Неделя шла, и дом постепенно наполнялся гостями. В навечерие Великого Четверга в монастыре было уже человек двадцать пять или тридцать приехавших на ретрит, старых и молодых, со всех концов страны. От Нотр-Дам[451]
автостопом добрались с полдюжины студентов, в очках, серьезно рассуждавшие о философии Фомы Аквинского. Был психиатр из Чикаго, который сказал, что каждый год приезжает сюда на Пасху, были три-четыре благочестивых человека, которые оказались друзьями и благотворителями монастыря – тихие, вполне солидные люди.

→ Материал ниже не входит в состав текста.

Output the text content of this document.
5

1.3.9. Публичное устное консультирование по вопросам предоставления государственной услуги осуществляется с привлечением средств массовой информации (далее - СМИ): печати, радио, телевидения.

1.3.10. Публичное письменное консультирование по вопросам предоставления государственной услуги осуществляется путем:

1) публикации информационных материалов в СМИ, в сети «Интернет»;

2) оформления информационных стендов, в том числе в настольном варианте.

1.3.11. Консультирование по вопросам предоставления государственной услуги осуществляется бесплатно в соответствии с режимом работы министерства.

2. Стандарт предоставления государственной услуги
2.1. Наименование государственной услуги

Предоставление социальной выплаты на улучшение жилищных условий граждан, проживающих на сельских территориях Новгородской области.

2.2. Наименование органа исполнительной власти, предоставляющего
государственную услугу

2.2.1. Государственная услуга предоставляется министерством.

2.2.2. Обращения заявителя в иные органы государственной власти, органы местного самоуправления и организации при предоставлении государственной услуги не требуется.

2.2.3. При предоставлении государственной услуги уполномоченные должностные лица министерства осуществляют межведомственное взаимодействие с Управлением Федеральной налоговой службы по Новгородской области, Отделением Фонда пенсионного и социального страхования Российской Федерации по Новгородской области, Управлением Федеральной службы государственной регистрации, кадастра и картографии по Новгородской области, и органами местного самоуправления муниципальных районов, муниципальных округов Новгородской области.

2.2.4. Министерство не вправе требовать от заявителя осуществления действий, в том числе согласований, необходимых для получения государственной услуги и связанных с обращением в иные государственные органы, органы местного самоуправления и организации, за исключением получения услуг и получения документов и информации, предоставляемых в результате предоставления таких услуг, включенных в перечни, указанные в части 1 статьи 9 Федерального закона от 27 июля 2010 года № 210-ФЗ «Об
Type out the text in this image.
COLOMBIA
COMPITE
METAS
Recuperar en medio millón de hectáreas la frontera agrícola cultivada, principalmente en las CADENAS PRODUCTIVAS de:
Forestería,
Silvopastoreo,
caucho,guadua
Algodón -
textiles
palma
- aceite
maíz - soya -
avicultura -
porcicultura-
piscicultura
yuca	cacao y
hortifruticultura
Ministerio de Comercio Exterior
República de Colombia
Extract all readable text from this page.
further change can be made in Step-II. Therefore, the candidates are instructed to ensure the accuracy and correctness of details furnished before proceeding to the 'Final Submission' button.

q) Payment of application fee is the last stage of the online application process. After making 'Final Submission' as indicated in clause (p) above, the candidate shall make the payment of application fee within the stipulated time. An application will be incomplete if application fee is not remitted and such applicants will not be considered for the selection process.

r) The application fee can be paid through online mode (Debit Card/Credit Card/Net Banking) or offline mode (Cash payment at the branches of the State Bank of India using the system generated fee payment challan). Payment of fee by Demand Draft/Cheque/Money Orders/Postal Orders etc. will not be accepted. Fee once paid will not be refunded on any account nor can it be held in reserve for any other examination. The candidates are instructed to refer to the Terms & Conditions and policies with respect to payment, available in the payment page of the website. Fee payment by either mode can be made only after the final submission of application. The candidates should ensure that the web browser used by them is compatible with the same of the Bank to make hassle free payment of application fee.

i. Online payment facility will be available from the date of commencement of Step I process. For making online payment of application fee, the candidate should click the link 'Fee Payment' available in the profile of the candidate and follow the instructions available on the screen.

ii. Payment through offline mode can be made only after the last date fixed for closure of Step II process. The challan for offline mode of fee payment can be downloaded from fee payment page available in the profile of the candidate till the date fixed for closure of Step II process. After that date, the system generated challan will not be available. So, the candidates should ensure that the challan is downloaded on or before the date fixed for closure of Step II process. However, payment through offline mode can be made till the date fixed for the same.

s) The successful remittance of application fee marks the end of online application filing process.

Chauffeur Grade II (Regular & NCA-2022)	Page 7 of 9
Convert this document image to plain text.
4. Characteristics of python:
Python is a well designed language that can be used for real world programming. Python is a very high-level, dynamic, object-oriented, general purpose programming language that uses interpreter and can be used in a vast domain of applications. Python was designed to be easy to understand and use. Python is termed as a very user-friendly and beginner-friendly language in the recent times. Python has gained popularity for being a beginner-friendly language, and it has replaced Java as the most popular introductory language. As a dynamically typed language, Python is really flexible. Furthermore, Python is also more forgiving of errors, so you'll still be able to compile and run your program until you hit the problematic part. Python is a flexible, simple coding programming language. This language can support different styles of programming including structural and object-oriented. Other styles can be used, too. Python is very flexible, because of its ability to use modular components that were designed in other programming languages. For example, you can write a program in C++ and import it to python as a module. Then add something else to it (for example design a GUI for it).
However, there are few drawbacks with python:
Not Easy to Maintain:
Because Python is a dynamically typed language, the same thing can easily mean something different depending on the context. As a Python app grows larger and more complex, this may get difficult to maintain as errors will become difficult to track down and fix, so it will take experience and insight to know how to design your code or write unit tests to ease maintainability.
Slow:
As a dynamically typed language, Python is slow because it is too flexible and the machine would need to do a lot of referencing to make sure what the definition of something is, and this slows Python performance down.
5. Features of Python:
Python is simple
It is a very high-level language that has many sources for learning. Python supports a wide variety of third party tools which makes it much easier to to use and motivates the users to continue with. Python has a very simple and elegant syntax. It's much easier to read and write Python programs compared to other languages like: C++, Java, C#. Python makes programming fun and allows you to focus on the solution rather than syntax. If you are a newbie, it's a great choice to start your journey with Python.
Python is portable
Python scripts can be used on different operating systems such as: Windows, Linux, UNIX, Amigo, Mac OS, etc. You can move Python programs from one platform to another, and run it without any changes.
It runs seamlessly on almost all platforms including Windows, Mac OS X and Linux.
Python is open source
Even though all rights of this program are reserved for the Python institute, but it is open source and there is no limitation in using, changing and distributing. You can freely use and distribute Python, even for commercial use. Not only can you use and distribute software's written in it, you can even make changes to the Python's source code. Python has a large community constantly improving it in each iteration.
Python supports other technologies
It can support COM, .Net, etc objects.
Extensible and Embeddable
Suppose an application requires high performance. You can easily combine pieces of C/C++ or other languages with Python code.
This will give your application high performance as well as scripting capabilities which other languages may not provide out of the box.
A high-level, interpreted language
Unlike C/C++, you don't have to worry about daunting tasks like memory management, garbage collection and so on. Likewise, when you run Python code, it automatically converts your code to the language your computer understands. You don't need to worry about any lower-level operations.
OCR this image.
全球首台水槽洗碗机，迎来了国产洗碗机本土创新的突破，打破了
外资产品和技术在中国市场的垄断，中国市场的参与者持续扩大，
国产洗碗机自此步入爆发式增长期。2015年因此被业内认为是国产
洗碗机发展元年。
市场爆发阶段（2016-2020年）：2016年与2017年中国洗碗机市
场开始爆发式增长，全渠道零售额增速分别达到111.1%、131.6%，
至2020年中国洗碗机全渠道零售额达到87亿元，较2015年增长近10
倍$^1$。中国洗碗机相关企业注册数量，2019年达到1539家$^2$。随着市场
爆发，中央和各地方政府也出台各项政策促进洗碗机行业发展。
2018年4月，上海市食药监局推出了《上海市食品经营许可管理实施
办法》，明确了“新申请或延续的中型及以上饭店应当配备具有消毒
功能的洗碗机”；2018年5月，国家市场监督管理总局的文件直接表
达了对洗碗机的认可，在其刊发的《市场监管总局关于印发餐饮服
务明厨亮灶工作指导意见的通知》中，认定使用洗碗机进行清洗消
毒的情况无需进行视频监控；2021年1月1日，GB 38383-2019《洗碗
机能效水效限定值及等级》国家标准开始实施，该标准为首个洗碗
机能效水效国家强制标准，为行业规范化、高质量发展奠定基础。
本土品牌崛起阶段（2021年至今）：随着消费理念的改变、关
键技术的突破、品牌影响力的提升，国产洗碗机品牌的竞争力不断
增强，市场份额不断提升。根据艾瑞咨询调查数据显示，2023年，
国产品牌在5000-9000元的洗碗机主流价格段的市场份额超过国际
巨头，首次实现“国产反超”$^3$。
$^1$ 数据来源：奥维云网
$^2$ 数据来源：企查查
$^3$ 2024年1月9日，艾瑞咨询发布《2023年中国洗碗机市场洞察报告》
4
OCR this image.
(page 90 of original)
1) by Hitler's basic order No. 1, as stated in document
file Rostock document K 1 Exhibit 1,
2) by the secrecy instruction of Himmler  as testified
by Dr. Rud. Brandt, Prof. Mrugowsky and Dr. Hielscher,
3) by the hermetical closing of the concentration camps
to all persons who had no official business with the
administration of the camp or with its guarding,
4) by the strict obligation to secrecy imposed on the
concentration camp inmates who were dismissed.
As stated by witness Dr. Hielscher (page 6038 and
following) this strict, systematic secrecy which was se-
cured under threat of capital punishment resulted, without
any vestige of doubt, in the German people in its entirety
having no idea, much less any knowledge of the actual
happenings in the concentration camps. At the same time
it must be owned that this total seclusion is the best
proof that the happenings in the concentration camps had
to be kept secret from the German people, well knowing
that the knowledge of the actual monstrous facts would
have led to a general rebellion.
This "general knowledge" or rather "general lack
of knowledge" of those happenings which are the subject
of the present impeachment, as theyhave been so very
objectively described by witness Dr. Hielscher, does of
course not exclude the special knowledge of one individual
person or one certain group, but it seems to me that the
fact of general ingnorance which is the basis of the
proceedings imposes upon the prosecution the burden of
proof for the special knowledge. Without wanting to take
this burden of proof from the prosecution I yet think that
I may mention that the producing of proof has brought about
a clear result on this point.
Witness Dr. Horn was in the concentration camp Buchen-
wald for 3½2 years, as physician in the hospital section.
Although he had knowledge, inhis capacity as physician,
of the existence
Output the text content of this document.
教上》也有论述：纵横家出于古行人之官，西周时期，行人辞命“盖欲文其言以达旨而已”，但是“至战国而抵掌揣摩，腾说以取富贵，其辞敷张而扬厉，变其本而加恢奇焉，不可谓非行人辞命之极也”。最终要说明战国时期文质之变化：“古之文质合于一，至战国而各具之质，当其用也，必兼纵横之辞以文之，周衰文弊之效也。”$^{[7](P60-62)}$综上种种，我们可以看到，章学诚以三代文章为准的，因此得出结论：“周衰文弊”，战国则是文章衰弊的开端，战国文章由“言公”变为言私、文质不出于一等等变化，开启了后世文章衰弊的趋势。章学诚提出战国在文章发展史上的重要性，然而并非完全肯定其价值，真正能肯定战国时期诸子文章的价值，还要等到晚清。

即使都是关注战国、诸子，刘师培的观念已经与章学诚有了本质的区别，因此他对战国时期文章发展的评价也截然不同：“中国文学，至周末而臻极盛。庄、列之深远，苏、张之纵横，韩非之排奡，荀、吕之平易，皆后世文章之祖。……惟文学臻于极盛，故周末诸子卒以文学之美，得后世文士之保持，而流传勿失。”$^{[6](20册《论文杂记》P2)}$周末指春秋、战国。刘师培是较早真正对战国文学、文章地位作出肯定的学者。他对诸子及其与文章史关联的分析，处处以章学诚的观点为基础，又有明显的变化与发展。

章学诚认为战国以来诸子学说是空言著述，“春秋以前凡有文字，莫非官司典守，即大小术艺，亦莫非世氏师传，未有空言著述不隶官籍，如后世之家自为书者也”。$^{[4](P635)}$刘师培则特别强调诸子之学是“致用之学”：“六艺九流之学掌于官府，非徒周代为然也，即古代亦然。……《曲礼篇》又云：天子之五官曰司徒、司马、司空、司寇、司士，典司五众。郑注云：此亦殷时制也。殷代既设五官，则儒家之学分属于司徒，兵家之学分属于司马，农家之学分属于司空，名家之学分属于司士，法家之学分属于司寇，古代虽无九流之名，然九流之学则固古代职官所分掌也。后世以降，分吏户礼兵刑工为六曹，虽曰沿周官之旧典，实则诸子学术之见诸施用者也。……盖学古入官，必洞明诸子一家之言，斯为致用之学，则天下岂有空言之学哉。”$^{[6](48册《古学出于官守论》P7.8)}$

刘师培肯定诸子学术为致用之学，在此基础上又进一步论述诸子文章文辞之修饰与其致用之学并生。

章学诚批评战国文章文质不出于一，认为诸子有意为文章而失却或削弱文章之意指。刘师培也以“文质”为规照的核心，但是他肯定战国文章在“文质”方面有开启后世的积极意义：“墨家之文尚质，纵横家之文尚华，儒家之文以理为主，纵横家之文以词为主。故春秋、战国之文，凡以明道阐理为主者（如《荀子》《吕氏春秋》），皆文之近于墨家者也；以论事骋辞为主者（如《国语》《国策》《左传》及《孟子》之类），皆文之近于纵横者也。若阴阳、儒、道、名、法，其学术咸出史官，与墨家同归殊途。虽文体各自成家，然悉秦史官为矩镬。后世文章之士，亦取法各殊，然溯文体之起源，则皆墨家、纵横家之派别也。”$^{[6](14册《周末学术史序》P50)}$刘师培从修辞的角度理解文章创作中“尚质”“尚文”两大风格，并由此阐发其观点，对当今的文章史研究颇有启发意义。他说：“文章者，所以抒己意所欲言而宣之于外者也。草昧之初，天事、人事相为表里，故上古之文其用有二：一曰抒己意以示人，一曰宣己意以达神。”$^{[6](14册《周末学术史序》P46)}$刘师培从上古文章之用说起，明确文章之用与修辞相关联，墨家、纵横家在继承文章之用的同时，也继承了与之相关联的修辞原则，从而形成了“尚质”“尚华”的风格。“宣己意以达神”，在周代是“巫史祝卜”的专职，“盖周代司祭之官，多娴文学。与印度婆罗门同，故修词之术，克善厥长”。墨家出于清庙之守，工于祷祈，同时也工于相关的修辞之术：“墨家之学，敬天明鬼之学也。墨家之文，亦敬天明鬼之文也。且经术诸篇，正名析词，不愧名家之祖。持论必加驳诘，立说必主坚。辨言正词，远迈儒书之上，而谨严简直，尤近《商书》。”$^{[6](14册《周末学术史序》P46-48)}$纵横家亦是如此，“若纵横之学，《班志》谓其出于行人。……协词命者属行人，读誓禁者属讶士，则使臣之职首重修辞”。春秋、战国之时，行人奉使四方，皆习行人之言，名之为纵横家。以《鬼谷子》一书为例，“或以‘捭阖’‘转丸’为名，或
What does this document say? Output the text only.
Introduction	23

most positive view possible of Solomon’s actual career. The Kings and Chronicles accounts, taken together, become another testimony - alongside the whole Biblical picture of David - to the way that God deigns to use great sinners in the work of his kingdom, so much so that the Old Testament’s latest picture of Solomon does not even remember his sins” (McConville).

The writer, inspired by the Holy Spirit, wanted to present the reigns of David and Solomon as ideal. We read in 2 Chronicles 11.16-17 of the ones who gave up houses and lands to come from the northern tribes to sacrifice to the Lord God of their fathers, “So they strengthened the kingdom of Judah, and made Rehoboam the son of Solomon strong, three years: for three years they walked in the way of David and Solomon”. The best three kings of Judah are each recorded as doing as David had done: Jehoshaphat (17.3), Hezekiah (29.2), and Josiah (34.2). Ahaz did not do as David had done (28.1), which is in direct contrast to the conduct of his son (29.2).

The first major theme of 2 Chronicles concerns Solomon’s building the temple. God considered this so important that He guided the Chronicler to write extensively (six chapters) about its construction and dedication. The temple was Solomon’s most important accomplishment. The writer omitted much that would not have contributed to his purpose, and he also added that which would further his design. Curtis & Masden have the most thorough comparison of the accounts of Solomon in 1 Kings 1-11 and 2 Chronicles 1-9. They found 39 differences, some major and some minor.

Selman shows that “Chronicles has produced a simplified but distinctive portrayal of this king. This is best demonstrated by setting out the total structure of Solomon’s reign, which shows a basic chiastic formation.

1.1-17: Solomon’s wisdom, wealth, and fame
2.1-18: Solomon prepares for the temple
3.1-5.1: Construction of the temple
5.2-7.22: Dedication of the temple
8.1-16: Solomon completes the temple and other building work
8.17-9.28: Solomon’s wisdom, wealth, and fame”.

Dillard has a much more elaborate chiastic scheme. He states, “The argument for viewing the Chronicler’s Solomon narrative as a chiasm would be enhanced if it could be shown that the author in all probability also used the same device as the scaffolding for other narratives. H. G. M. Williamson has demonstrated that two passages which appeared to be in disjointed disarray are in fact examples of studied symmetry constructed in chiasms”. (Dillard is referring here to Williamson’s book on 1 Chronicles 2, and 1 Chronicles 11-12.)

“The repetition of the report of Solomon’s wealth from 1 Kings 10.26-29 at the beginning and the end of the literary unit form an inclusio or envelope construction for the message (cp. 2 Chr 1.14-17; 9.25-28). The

Они вскоре приняли на себя руководство остальными гостями. У них было такое право, они почти жили здесь, в гостевом доме. Фактически это их своеобразное призвание: они принадлежали к тому особому классу людей, которых Господь призвал поддерживать приюты и монастыри, строить больницы, питать бедных. В целом это путь к святости, который зачастую недооценивают. Порой в этих людях проявляется более чем обычное смирение, они начинают почитать монахов и монахинь, которым помогают, существами иного мира. Господь явит нам в последний день, что многие из них куда лучше монахов, которым они благотворят!Больше всего я разговаривал с кармелитским священником, который побродил по лицу земли побольше меня. Он охотно рассказывал о любой из множества обителей, в которых ему привелось побывать.
Он работал в саду гостевого дома, на солнышке, наблюдал за соревнованием пчел у крупных желтых тюльпанов, и поведал мне о картезианцах Англии, о Паркминстере[452]
.На свете больше нет чистых отшельников и анахоретов: но картезианцы, стремясь покинуть мир, уходят дальше всех, ради уединения взбираются на самые высокие горы, которые поднимают их над миром и приближают к Богу.
Вот здешние цистерцианцы длинной чередой с лопатами под мышкой идут на работу в самом строгом порядке. А картезианец работает один, в келье, в своем саду, мастерской, в изоляции. Эти монахи спят в общем дормитории, картезианцы же – в укромных кельях. Эти люди вместе внимают чтецу в общей трапезной, картезианец ест один, сидя в нише у окна своей кельи, и некому говорить с ним, кроме Бога. Весь день и всю ночь цистерцианец проводит со своими братьями. Весь день и всю ночь, кроме совместной службы и редких других случаев, картезианец наедине с Богом.
Эти слова были написаны и на стенах гостевого дома траппистов:
В одном цистерцианцы предпочтительнее картезианцев. Картезианцам позволен своего рода отдых, когда они вместе идут на прогулку и разговаривают друг с другом, чтобы избежать напряжения, которое может возникать, если слишком бескомпромиссно держаться уединения, если слишком много этого
Но что толку выяснять, какой орден самый совершенный? Для меня закрыты все! Разве не сказали мне вполне определенно год назад, что у меня нет призвания ни для какого монашеского ордена? Все эти сравнения лишь подбрасывают хворост в огонь моих тайных мучений, моего безнадежного стремления к тому, чего я не могу получить, к тому, что недосягаемо.
Правильнее сказать, вопрос заключался не в том, какой орден больше привлекал меня, но – какой больше мучил, рисуя уединение, тишину, созерцание, которые никогда не будут моими.
Мне не позволено было ни гадать, есть ли у меня призвание к одному из них, выявляя различия между ними, ни даже размышлять о таких предметах. Это не подлежало обсуждению-.
Но картезианцы далеко, и то, что перед глазами, мучило меня больше всего. Может быть, картезианцы более совершенны, и потому более желанны, но они без сомненья недосягаемы из-за войны и из-за того, что я считал отсутствием призвания.
Если бы у меня было хоть какое-то духовное разумение, я бы догадался, что этот ретрит – лучшее время, чтобы взяться за проблему и решить ее, но не собственными усилиями и размышлениями, а с помощью молитвы и совета опытного священника. Где же еще искать опытного в этих вопросах человека, как не в созерцательном монастыре?
Что же со мной было не так? Думаю, непонимание, с которым я столкнулся год назад в исповедальной кабинке, и ложное впечатление, которое я произвел на разбиравшегося со мной капуцина, нанесло мне серьезный удар, и я просто боялся открыться еще раз. Интуитивно я чувствовал, что нужно выяснить, действительно ли мое столь горячее желание вести монашескую жизнь в монастыре есть лишь прелесть. Но старая рана еще не зажила, и я всем существом содрогался при мысли пройти через это еще раз.
Немая, безнадежная внутренняя борьба стала в этот год моей Страстной седмицей. Таково было мое участие в Страстях Христовых, начавшееся посреди ночи, с первым сдавленным рыданием на бдении Великого Четверга.